南洋的猫眼石、拳头大的极品龙涎香、甚至还有一整套纯金打造的波斯酒具。
那些平时在京城里鼻孔朝天的达官贵人们,此刻完全红了眼,为了面子拼命砸钱。
楚承砚趴在水晶帘前,看着楼下那些人面红耳赤的样子,回头问:
“娘,他们是不是傻?那个破木头疙瘩,居然花一万两买?”
他说的是一块沉水级的老山檀。
江云姝摸了摸儿子的脑袋。
“这不叫傻,这叫情绪价值。
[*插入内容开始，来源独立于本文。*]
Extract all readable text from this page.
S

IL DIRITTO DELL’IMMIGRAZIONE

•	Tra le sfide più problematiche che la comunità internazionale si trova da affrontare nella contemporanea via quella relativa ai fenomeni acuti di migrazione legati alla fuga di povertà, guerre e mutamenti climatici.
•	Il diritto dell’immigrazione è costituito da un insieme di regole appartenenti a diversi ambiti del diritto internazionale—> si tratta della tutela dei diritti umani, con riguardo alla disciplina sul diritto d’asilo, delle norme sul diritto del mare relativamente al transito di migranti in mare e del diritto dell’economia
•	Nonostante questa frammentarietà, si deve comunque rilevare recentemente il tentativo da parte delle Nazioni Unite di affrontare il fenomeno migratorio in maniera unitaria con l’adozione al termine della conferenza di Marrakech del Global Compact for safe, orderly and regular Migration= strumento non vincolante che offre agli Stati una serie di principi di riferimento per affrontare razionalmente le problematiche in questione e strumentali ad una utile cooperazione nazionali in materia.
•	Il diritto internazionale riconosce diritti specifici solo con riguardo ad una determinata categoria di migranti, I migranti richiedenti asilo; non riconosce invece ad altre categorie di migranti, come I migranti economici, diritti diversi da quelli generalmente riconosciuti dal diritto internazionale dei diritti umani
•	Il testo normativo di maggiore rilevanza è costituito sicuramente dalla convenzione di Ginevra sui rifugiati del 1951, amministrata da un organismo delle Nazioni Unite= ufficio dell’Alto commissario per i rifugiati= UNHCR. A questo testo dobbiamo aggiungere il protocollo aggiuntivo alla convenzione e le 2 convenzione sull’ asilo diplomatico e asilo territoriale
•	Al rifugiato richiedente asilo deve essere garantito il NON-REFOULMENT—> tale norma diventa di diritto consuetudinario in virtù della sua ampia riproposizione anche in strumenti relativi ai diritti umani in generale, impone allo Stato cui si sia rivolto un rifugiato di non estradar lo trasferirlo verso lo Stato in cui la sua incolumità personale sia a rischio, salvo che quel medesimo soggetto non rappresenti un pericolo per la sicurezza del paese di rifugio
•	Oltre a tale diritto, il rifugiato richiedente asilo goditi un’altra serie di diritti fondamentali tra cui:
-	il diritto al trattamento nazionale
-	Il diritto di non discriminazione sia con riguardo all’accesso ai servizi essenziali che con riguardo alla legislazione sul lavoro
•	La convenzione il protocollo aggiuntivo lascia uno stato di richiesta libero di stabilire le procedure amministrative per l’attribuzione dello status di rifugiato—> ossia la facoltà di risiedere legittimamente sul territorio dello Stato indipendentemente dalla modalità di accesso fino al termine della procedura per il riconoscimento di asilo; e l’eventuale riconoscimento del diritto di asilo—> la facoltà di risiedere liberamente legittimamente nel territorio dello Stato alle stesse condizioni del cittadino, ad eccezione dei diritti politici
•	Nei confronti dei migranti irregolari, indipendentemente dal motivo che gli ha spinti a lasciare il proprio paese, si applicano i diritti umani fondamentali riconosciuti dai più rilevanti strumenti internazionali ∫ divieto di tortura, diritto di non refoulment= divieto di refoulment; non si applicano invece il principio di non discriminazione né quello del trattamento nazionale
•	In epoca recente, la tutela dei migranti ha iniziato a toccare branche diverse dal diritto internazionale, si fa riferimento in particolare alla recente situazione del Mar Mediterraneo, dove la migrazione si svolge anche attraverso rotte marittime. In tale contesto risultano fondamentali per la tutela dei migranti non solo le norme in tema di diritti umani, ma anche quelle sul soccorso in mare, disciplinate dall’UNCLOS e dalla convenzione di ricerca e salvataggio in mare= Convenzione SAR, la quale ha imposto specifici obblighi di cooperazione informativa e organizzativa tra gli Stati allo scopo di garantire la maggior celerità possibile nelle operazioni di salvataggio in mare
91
他们买的不是木头,是别人羡慕的眼神。”
最后一件压轴拍品上台。
四个壮汉抬着一个巨大的铁笼子走上来,笼子上罩着黑布。
全场安静下来。
苏瑾安亲自走下台阶,扯下黑布。
笼子里卧着一只通体雪白的活物,体型庞大,一双湛蓝的眼睛警惕地盯着周围的人群。
“北疆雪狼王幼崽。”苏瑾安的声音在安静的大堂里回荡,“顺义王亲自派人送来的贺礼。底价,五万两。”